NASA says it can’t afford to build a space telescope considered the fastest way to identify asteroids that might impact the Earth with terrible consequences.

A 2015 law gave the space agency five years to identify 90% of near-Earth objects larger than 140 meters in diameter, which could devastate cities, regions and even civilization itself if they were to impact the planet. NASA isn’t going to meet that deadline, and scientists believe they have so far only identified about a third of the asteroids considered a threat.

Researchers at NASA’s Jet Propulsion Laboratory, led by principal investigator Amy Mainzer, developed a proposal for a space telescope called NEOCam that would use infrared sensors to find and measure near-Earth objects. The National Academy of Sciences issued a report this spring concluding that NEOCam was the fastest way to meet the asteroid-hunting mandate. But NASA will not approve the project to begin development.

“The Planetary Defense Program at NASA does not currently have sufficient funding to approve development of a full space-based NEO survey mission as was proposed by the NEOCam project,” a NASA spokesperson told Quartz this week.

The agency said it was prioritizing funding for ground-based telescopes looking for asteroids, though the NAS report concluded that they would not fulfill its mandate. The agency is also funding the Double Asteroid Redirection Test mission (DART), which will pilot the technologies needed to do something about any threatening near-Earth objects. Still, the agency said the infrared telescope proposed for NEOCam “could be ready for any future flight mission development effort.”

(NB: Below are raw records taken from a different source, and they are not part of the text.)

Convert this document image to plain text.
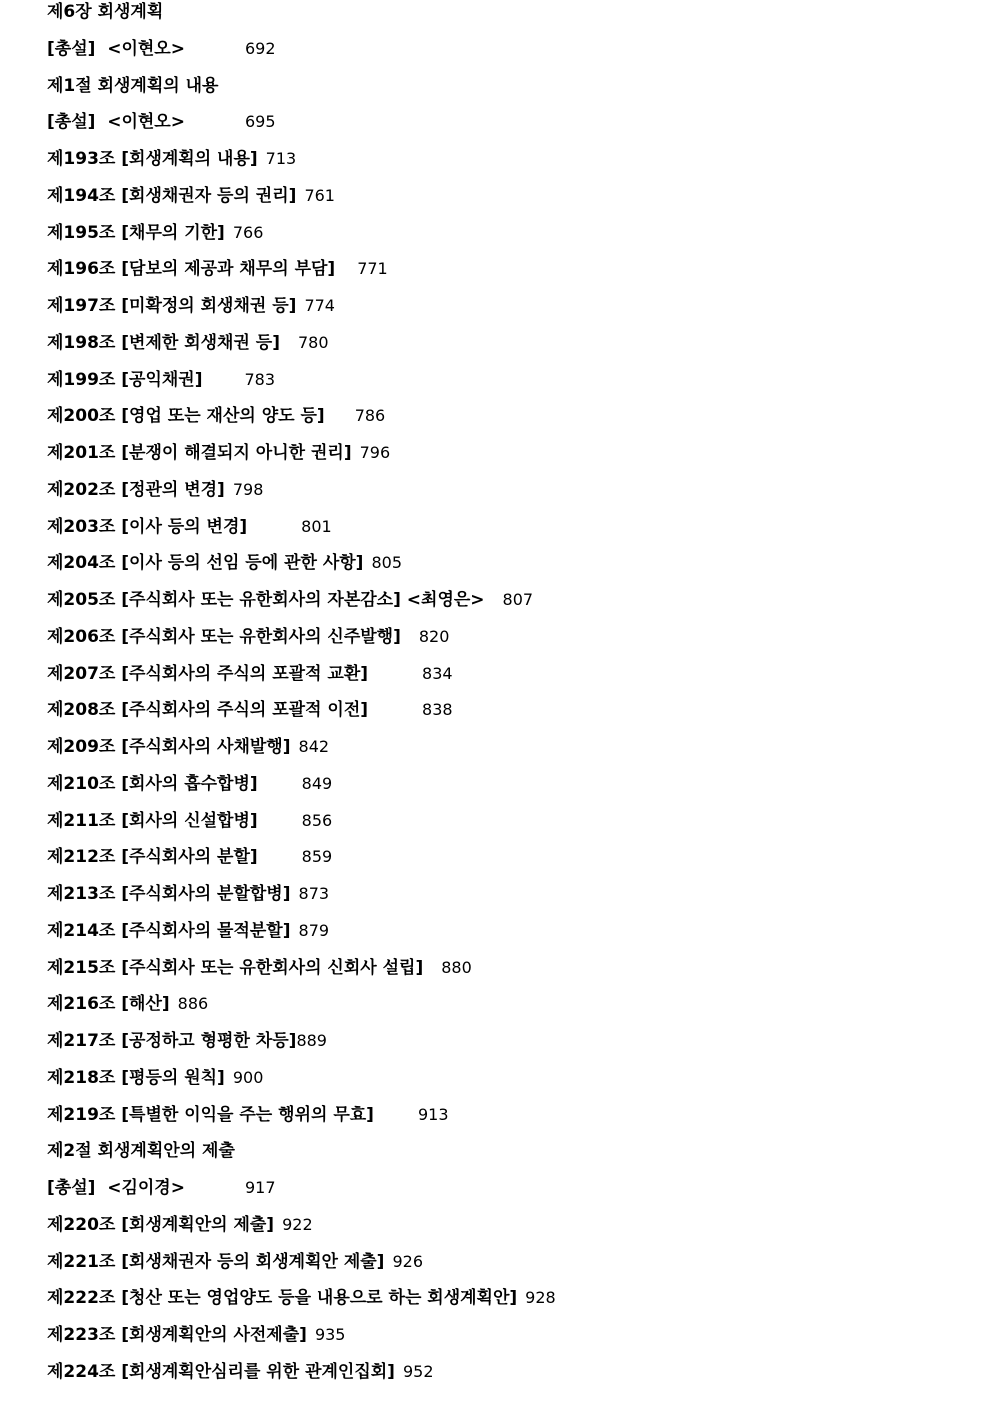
제6장 회생계획
[총설]  <이현오>	692
제1절 회생계획의 내용
[총설]  <이현오>	695
제193조 [회생계획의 내용] 713
제194조 [회생채권자 등의 권리] 761
제195조 [채무의 기한] 766
제196조 [담보의 제공과 채무의 부담] 771
제197조 [미확정의 회생채권 등] 774
제198조 [변제한 회생채권 등] 780
제199조 [공익채권]	783
제200조 [영업 또는 재산의 양도 등] 786
제201조 [분쟁이 해결되지 아니한 권리] 796
제202조 [정관의 변경] 798
제203조 [이사 등의 변경]	801
제204조 [이사 등의 선임 등에 관한 사항] 805
제205조 [주식회사 또는 유한회사의 자본감소] <최영은> 807
제206조 [주식회사 또는 유한회사의 신주발행] 820
제207조 [주식회사의 주식의 포괄적 교환]	834
제208조 [주식회사의 주식의 포괄적 이전]	838
제209조 [주식회사의 사채발행] 842
제210조 [회사의 흡수합병]	849
제211조 [회사의 신설합병]	856
제212조 [주식회사의 분할]	859
제213조 [주식회사의 분할합병] 873
제214조 [주식회사의 물적분할] 879
제215조 [주식회사 또는 유한회사의 신회사 설립] 880
제216조 [해산] 886
제217조 [공정하고 형평한 차등] 889
제218조 [평등의 원칙] 900
제219조 [특별한 이익을 주는 행위의 무효]	913
제2절 회생계획안의 제출
[총설]  <김이경>	917
제220조 [회생계획안의 제출] 922
제221조 [회생채권자 등의 회생계획안 제출] 926
제222조 [청산 또는 영업양도 등을 내용으로 하는 회생계획안] 928
제223조 [회생계획안의 사전제출] 935
제224조 [회생계획안심리를 위한 관계인집회] 952
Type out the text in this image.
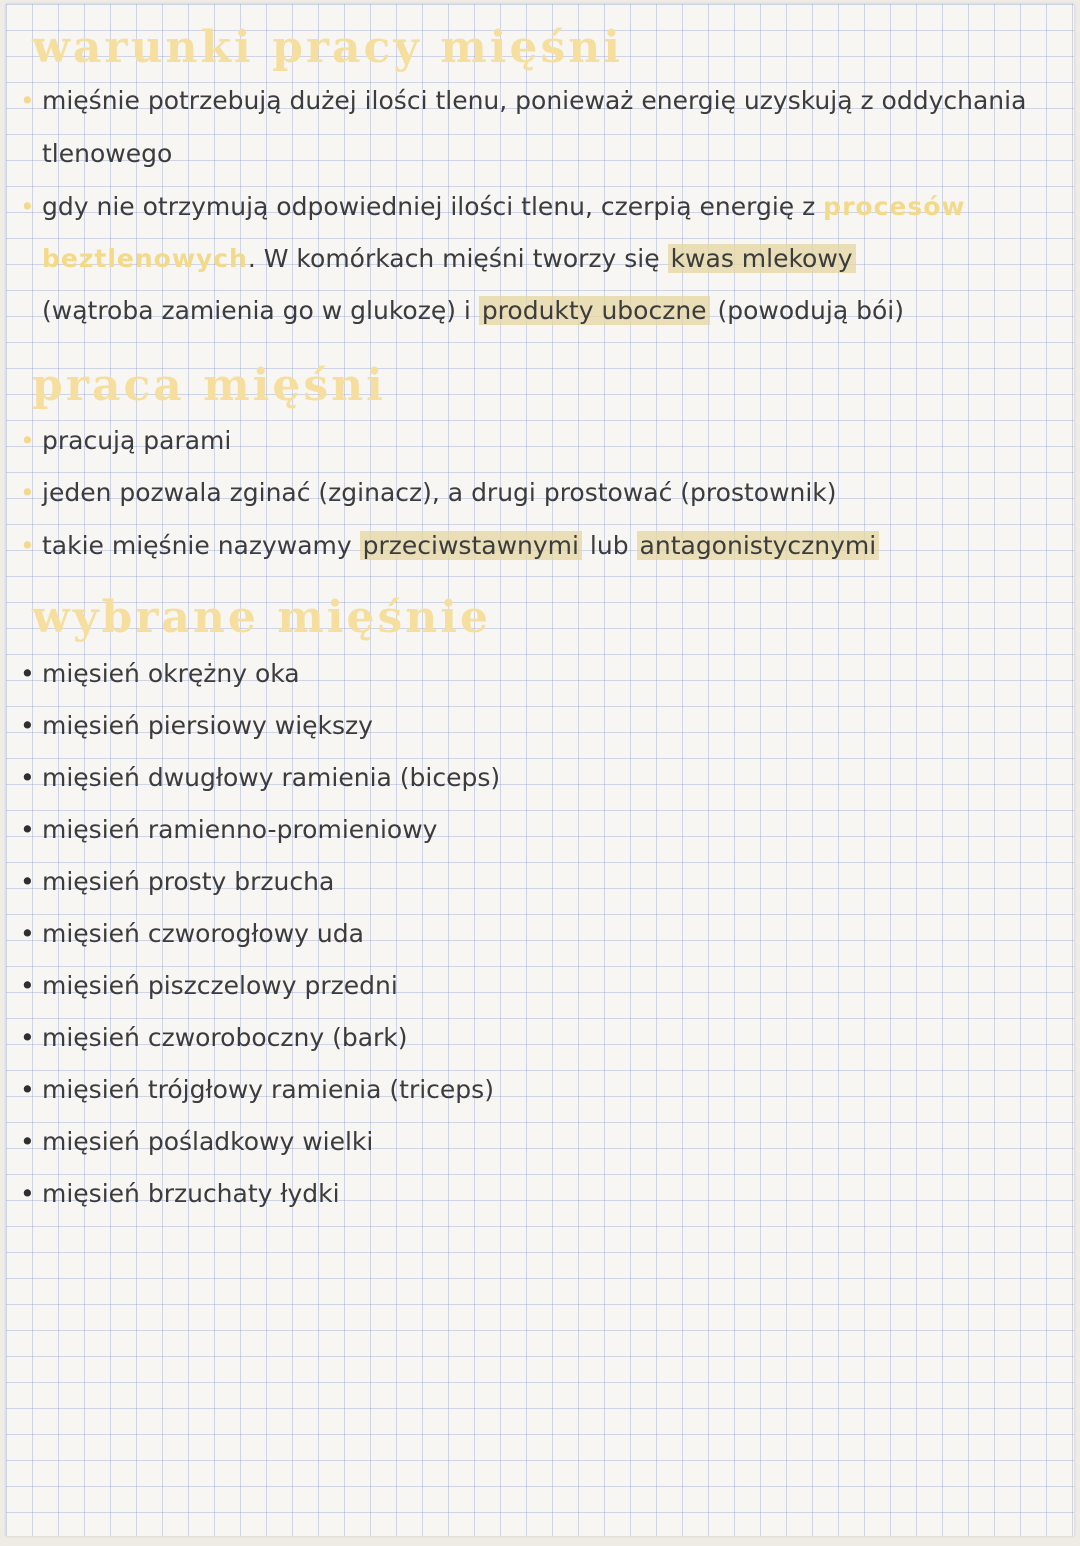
warunki pracy mięśni

• mięśnie potrzebują dużej ilości tlenu, ponieważ energię uzyskują z oddychania

tlenowego

• gdy nie otrzymują odpowiedniej ilości tlenu, czerpią energię z procesów

beztlenowych. W komórkach mięśni tworzy się kwas mlekowy

(wątroba zamienia go w glukozę) i produkty uboczne (powodują bói)

praca mięśni

• pracują parami

• jeden pozwala zginać (zginacz), a drugi prostować (prostownik)

• takie mięśnie nazywamy przeciwstawnymi lub antagonistycznymi

wybrane mięśnie

• mięsień okrężny oka

• mięsień piersiowy większy

• mięsień dwugłowy ramienia (biceps)

• mięsień ramienno-promieniowy

• mięsień prosty brzucha

• mięsień czworogłowy uda

• mięsień piszczelowy przedni

• mięsień czworoboczny (bark)

• mięsień trójgłowy ramienia (triceps)

• mięsień pośladkowy wielki

• mięsień brzuchaty łydki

Scientists say that NEOCam is caught in a game of “cosmic chicken” between Congress and NASA. NASA managers are reluctant to prioritize planetary defense over scientific missions, while Congress has yet to appropriate specific funding for an asteroid survey. The NAS report recommended that “missions meeting high-priority planetary defense objectives should not be required to compete against missions meeting high-priority science objectives.”

“Although highly unlikely, being taken by surprise by a catastrophic asteroid impact that could have been detected would be an epic failure in the history of science,” MIT planetary scientist Richard Binzel told Quartz. “We now have a capability to know what’s out there, meaning we have no excuse for an ongoing lack of knowledge.”

Binzel says that the onus is now on Congress to increase NASA funding for planetary defense by $40 million annually, which would allow the agency to develop the spacecraft and eventually launch it in the years ahead.

NASA, however, did not ask for that plus-up in the White House’s budget proposal to Congress this year. Instead, the agency has asked for $1.6 billion in new funding to support a human return to the moon that could cost as much as $30 billion over the next five years. In contrast, the total cost of the NEOCam mission is estimated to be $500 to $600 million. But NASA funding is a fairly low priority in Washington, as Congress has yet to agree on even a broad outline for 2020 funding.

Lawmakers haven’t been enthusiastic about funding the lunar return, but asteroid hunting might be an easier sell. A national poll of Americans taken in May found 68% supported missions to find asteroids that might impact Earth, while just 23% thought a return to the moon would be a good idea.